22. September 2011
Kickboards sind Trendsportgeräte und praktische Fahrzeuge obendrein. Sie nehmen wenig Platz in Anspruch und lassen sich schnell auf Geschwindigkeit bringen. Damit die kleinen Flitzer höchsten Anforderungen gerecht werden können, benötigen sie eine durchdachte Konstruktion.

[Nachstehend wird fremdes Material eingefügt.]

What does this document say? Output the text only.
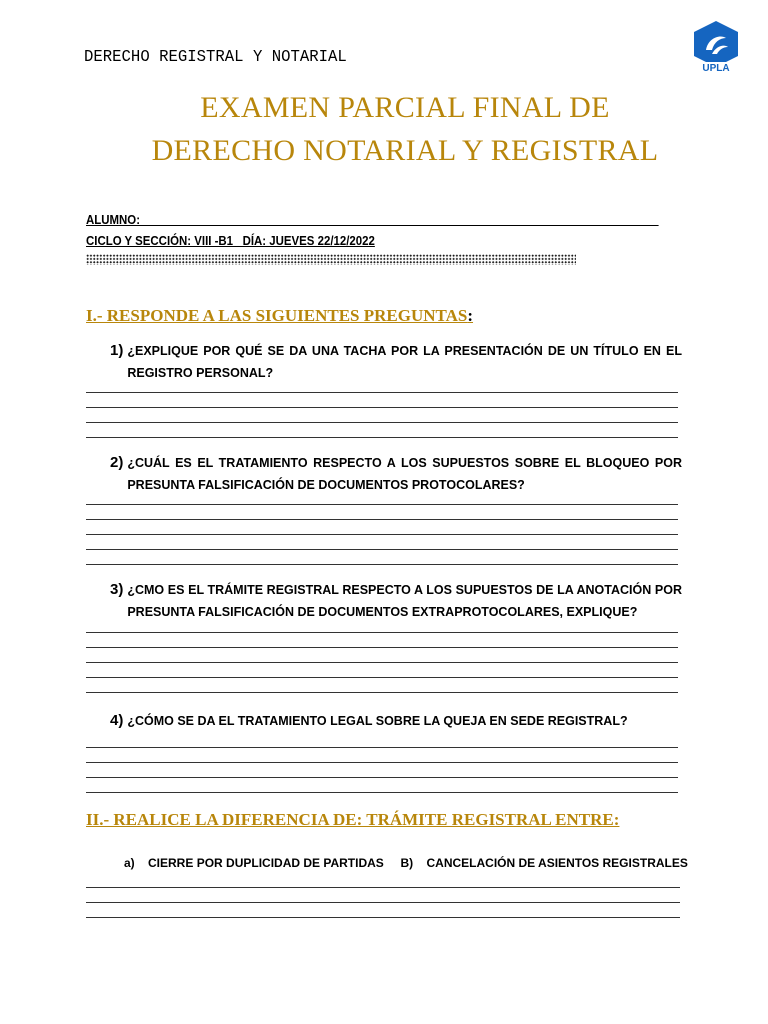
DERECHO REGISTRAL Y NOTARIAL
UPLA
EXAMEN PARCIAL FINAL DE
DERECHO NOTARIAL Y REGISTRAL
ALUMNO:___________________________________________________ ______________________________
CICLO Y SECCIÓN: VIII -B1   DÍA: JUEVES 22/12/2022
I.- RESPONDE A LAS SIGUIENTES PREGUNTAS:
1) ¿EXPLIQUE POR QUÉ SE DA UNA TACHA POR LA PRESENTACIÓN DE UN TÍTULO EN EL REGISTRO PERSONAL?
2) ¿CUÁL ES EL TRATAMIENTO RESPECTO A LOS SUPUESTOS SOBRE EL BLOQUEO POR PRESUNTA FALSIFICACIÓN DE DOCUMENTOS PROTOCOLARES?
3) ¿CMO ES EL TRÁMITE REGISTRAL RESPECTO A LOS SUPUESTOS DE LA ANOTACIÓN POR PRESUNTA FALSIFICACIÓN DE DOCUMENTOS EXTRAPROTOCOLARES, EXPLIQUE?
4) ¿CÓMO SE DA EL TRATAMIENTO LEGAL SOBRE LA QUEJA EN SEDE REGISTRAL?
II.- REALICE LA DIFERENCIA DE: TRÁMITE REGISTRAL ENTRE:
a) CIERRE POR DUPLICIDAD DE PARTIDAS B) CANCELACIÓN DE ASIENTOS REGISTRALES
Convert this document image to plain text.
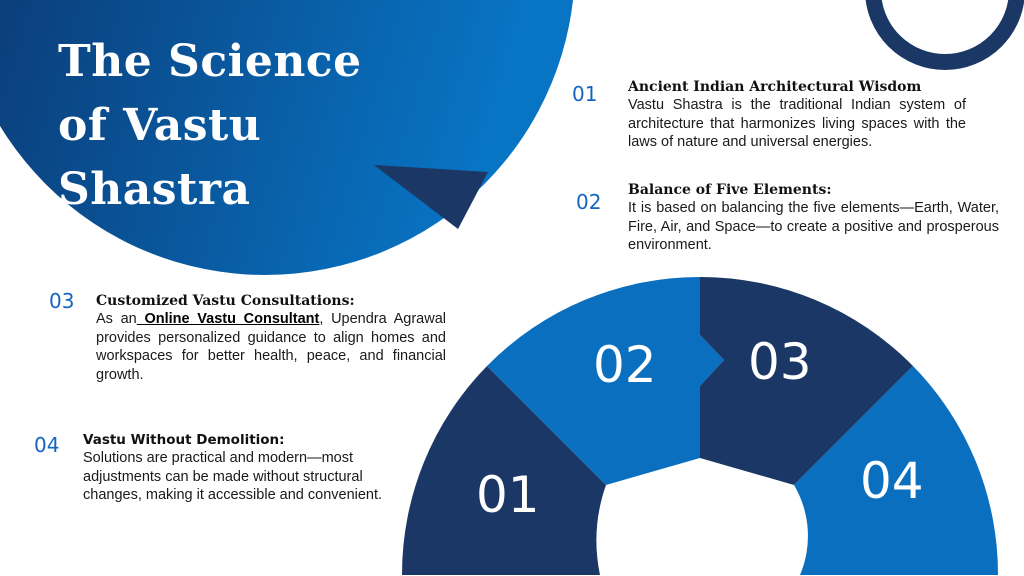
The Science of Vastu Shastra
01 Ancient Indian Architectural Wisdom
Vastu Shastra is the traditional Indian system of architecture that harmonizes living spaces with the laws of nature and universal energies.
02 Balance of Five Elements:
It is based on balancing the five elements—Earth, Water, Fire, Air, and Space—to create a positive and prosperous environment.
03 Customized Vastu Consultations:
As an Online Vastu Consultant, Upendra Agrawal provides personalized guidance to align homes and workspaces for better health, peace, and financial growth.
04 Vastu Without Demolition:
Solutions are practical and modern—most adjustments can be made without structural changes, making it accessible and convenient. 01
02 03
04
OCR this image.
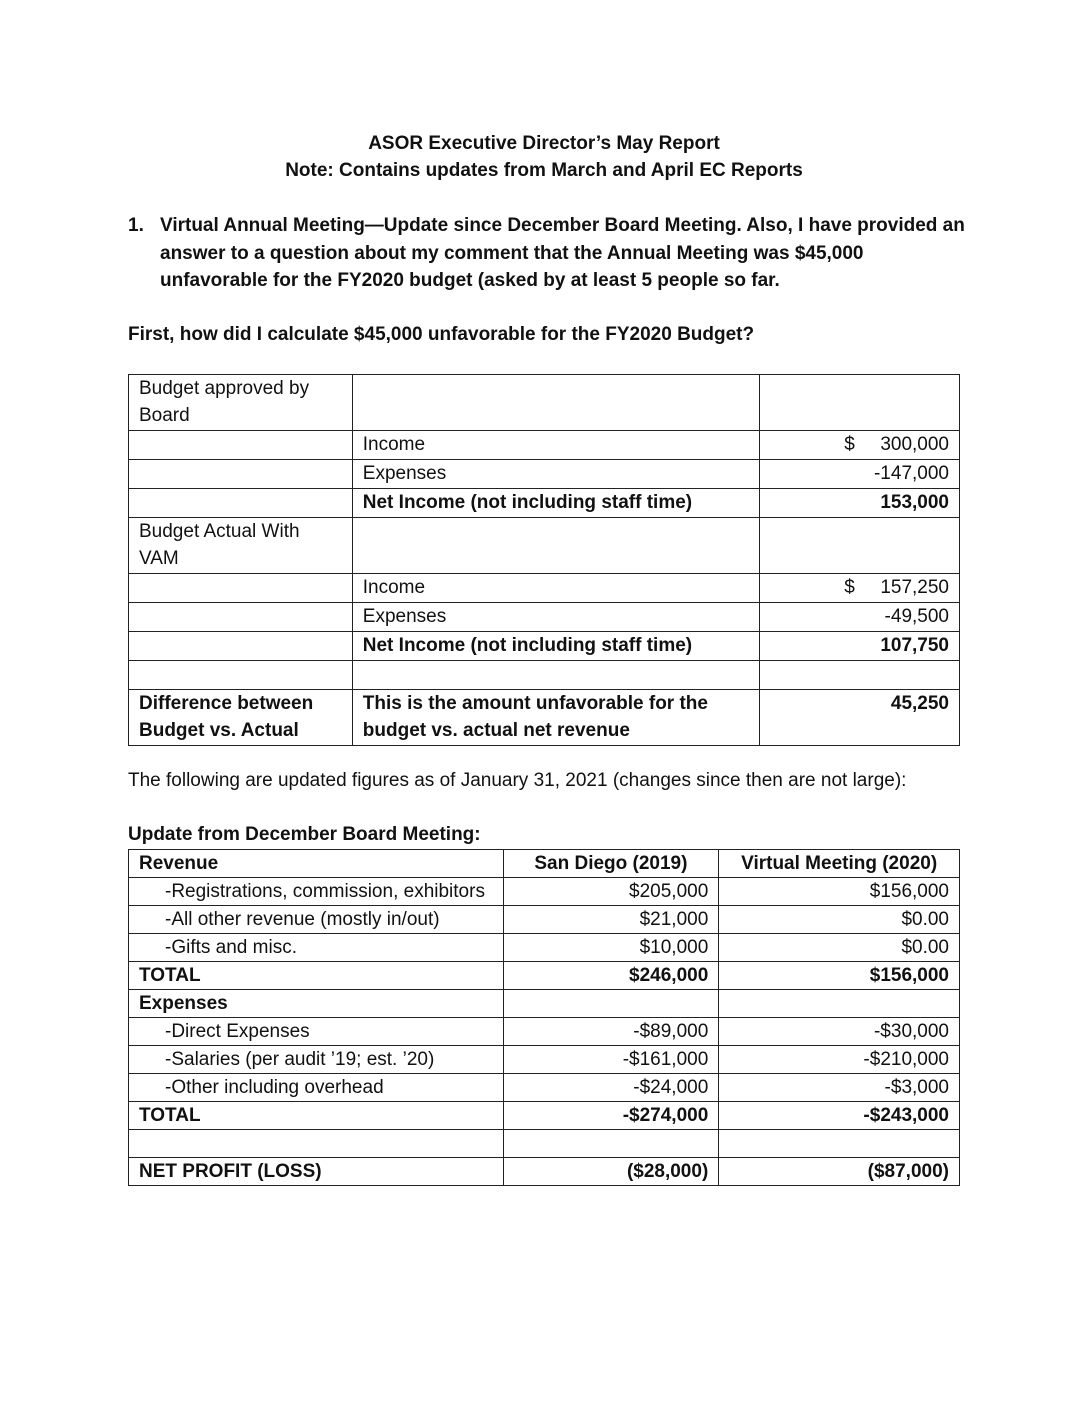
ASOR Executive Director’s May Report
Note: Contains updates from March and April EC Reports
1. Virtual Annual Meeting—Update since December Board Meeting. Also, I have provided an answer to a question about my comment that the Annual Meeting was $45,000 unfavorable for the FY2020 budget (asked by at least 5 people so far.
First, how did I calculate $45,000 unfavorable for the FY2020 Budget?
Budget approved by Board		
	Income	$ 300,000
	Expenses	-147,000
	Net Income (not including staff time)	153,000
Budget Actual With VAM		
	Income	$ 157,250
	Expenses	-49,500
	Net Income (not including staff time)	107,750

Difference between Budget vs. Actual	This is the amount unfavorable for the budget vs. actual net revenue	45,250
The following are updated figures as of January 31, 2021 (changes since then are not large):
Update from December Board Meeting:
Revenue	San Diego (2019)	Virtual Meeting (2020)
-Registrations, commission, exhibitors	$205,000	$156,000
-All other revenue (mostly in/out)	$21,000	$0.00
-Gifts and misc.	$10,000	$0.00
TOTAL	$246,000	$156,000
Expenses		
-Direct Expenses	-$89,000	-$30,000
-Salaries (per audit ’19; est. ’20)	-$161,000	-$210,000
-Other including overhead	-$24,000	-$3,000
TOTAL	-$274,000	-$243,000

NET PROFIT (LOSS)	($28,000)	($87,000)
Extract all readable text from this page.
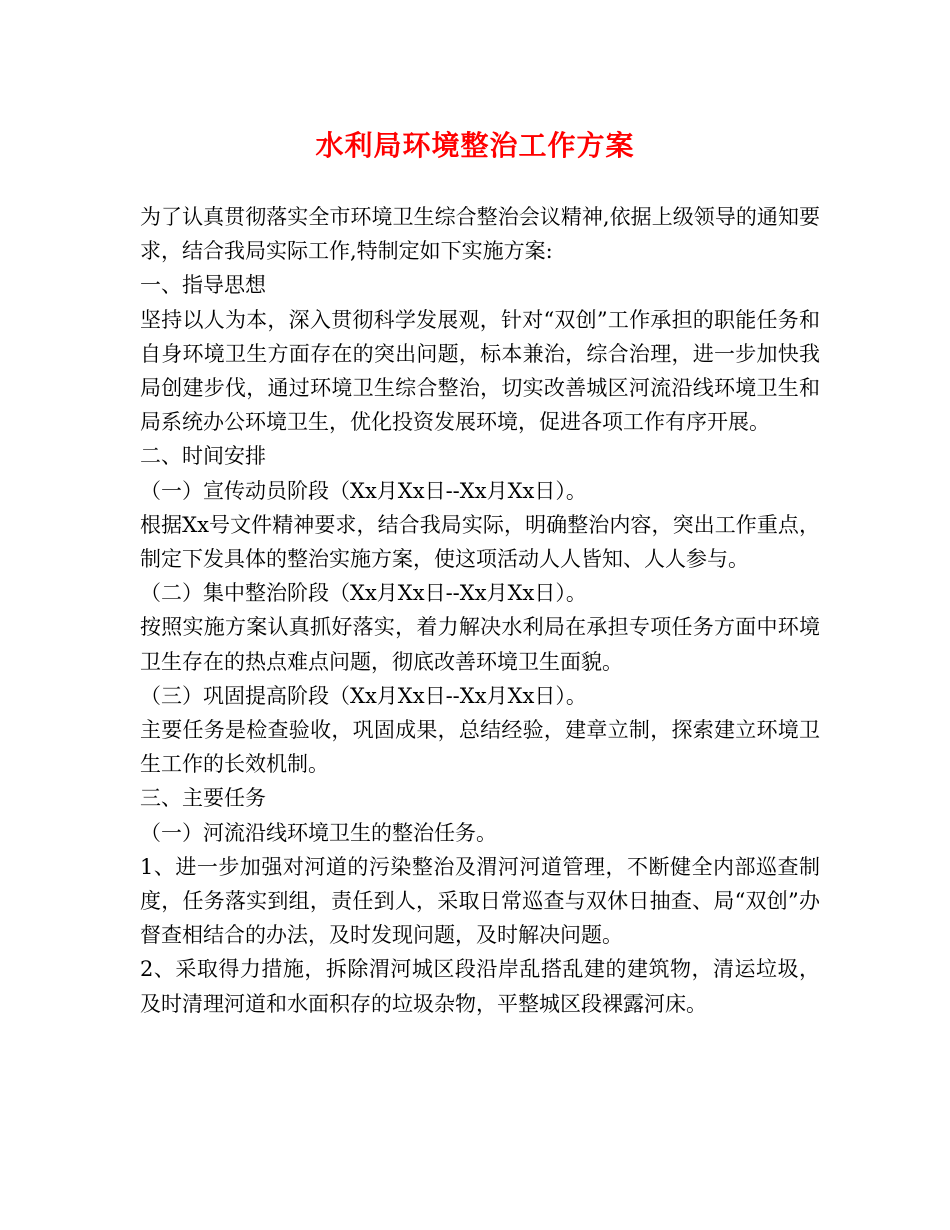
水利局环境整治工作方案

为了认真贯彻落实全市环境卫生综合整治会议精神,依据上级领导的通知要求，结合我局实际工作,特制定如下实施方案:

一、指导思想

坚持以人为本，深入贯彻科学发展观，针对“双创”工作承担的职能任务和自身环境卫生方面存在的突出问题，标本兼治，综合治理，进一步加快我局创建步伐，通过环境卫生综合整治，切实改善城区河流沿线环境卫生和局系统办公环境卫生，优化投资发展环境，促进各项工作有序开展。

二、时间安排

（一）宣传动员阶段（Xx月Xx日--Xx月Xx日）。

根据Xx号文件精神要求，结合我局实际，明确整治内容，突出工作重点，制定下发具体的整治实施方案，使这项活动人人皆知、人人参与。

（二）集中整治阶段（Xx月Xx日--Xx月Xx日）。

按照实施方案认真抓好落实，着力解决水利局在承担专项任务方面中环境卫生存在的热点难点问题，彻底改善环境卫生面貌。

（三）巩固提高阶段（Xx月Xx日--Xx月Xx日）。

主要任务是检查验收，巩固成果，总结经验，建章立制，探索建立环境卫生工作的长效机制。

三、主要任务

（一）河流沿线环境卫生的整治任务。

1、进一步加强对河道的污染整治及渭河河道管理，不断健全内部巡查制度，任务落实到组，责任到人，采取日常巡查与双休日抽查、局“双创”办督查相结合的办法，及时发现问题，及时解决问题。

2、采取得力措施，拆除渭河城区段沿岸乱搭乱建的建筑物，清运垃圾，及时清理河道和水面积存的垃圾杂物，平整城区段裸露河床。
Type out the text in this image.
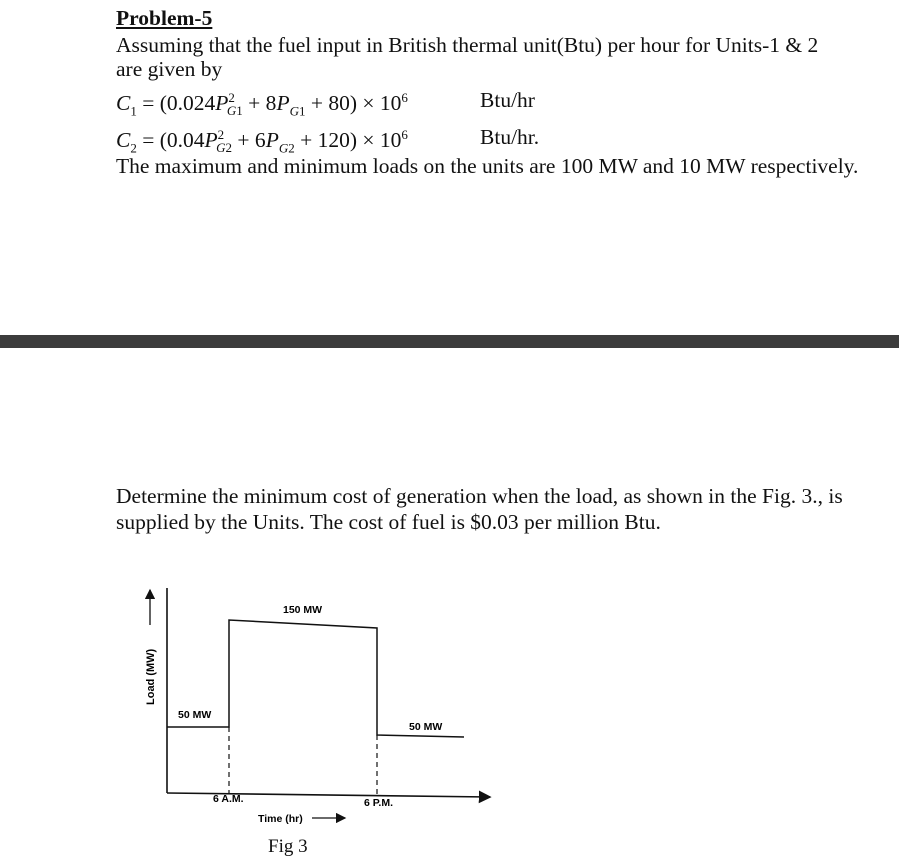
Problem-5
Assuming that the fuel input in British thermal unit(Btu) per hour for Units-1 & 2
are given by
$C_1 = (0.024P^2_{G1} + 8P_{G1} + 80) \times 10^6$	Btu/hr
$C_2 = (0.04P^2_{G2} + 6P_{G2} + 120) \times 10^6$	Btu/hr.
The maximum and minimum loads on the units are 100 MW and 10 MW respectively.
Determine the minimum cost of generation when the load, as shown in the Fig. 3., is
supplied by the Units. The cost of fuel is $0.03 per million Btu.
Load (MW)
150 MW
50 MW
50 MW
6 A.M.	6 P.M.
Time (hr)
Fig 3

Das Kickboard ist ein Tretroller, der durch Muskelkraft angetrieben wird. Dabei steht der Kickboarder mit einem Bein auf einem rollengelagerten, bodennahen Brett, mit dem anderen stößt er sich vom Boden ab. Das Kickboard ist somit ständigen starken Belastungen ausgesetzt. Für seine Stabilität sorgen die Materialien Holz, Aluminium oder Stahl, die bei der Herstellung verwendet werden. Moderne Modelle lassen sich durchaus schon als Hightech-Boards bezeichnen, sie bestehen aus flexiblen Verbundstoffen, bei welchen unter anderem Carbon zum Einsatz kommt.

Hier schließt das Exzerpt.